苏玉琴穿着一身素净的白裙,独自一人,缓缓走了进来。
她的脸上,没有半分血色,那张总是清冷孤傲的脸,此刻,白得像一张纸。
当她看到吊在房梁上的画眉时,她的身体,只是微不可察地,晃了一下。
随即,就恢复了平静。
她没有哭,也没有叫。
只是那么静静地看着。
“李队长。”她开了口,那把总是清泉一样的嗓子,此刻,有些干涩,“这是怎么回事?”
“三姨太觉得,是怎么回事?”李二狗反问。
苏玉琴没有回答。
她的视线,从画眉的身上,移开了,落在了别处。
她在躲闪。
“画眉是你的贴身丫鬟。”李二狗一步一步,向她走去,“她自尽之前,有没有什么反常的举动?或者,见过什么特别的人?”
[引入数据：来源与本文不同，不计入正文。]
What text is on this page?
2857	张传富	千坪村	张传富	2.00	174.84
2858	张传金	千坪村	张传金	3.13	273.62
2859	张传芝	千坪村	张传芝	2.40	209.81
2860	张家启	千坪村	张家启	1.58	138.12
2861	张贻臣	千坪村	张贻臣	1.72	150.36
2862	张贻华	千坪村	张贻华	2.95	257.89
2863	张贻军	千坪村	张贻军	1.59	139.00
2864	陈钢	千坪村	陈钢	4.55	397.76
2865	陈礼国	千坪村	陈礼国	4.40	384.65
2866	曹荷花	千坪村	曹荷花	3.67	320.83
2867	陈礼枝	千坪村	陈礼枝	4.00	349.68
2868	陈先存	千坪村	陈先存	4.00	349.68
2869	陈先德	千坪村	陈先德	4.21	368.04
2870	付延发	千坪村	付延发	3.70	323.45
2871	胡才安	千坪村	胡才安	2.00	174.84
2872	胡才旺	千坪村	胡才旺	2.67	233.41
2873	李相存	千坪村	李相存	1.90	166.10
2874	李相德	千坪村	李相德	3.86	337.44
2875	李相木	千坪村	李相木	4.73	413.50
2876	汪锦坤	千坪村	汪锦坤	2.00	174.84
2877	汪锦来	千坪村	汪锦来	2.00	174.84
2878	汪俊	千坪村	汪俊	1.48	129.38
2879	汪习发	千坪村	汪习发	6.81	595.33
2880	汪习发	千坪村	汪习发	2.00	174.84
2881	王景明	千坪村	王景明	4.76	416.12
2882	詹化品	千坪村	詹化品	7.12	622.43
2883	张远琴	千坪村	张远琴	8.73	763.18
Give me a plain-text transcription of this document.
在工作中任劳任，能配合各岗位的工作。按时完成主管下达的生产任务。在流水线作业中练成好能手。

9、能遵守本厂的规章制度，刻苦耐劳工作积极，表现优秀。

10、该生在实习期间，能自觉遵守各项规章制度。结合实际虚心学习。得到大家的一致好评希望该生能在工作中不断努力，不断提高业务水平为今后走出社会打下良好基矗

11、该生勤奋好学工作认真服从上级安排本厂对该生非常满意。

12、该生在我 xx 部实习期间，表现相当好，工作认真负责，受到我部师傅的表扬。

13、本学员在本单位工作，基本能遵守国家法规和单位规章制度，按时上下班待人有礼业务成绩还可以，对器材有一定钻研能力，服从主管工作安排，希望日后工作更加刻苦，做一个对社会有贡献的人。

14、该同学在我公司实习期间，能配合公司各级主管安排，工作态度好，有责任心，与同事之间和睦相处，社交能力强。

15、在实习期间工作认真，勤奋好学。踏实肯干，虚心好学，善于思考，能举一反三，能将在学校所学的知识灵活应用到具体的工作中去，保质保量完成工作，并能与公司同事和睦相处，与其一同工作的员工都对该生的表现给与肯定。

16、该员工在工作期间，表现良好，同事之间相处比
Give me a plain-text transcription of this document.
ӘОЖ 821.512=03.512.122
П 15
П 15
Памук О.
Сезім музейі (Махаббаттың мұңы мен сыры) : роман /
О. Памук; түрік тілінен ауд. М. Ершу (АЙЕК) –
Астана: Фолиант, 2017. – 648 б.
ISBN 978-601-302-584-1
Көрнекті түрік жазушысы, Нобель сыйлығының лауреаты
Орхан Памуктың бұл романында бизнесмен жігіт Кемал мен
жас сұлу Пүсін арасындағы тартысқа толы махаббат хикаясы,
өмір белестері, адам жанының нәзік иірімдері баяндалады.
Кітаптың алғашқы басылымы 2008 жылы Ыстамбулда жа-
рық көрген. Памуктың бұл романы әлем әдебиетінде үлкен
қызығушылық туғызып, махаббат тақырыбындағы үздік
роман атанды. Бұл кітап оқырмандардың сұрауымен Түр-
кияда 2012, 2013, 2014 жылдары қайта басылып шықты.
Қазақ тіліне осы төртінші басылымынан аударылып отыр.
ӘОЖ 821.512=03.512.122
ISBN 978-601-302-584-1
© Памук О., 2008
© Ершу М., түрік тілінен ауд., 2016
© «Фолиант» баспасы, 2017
“没有。”苏玉琴回答得很快,“她这几天,一首待在院子里,没出去过。”
“是吗?”
李二狗走到了她的面前。
这个女人,比他想象的,要镇定得多。
或者说,是冷漠。
“把人,放下来。”李二狗对着身后的护院,挥了挥手。
两个护院立刻上前,一个托住尸体,一个用刀,割断了绳子。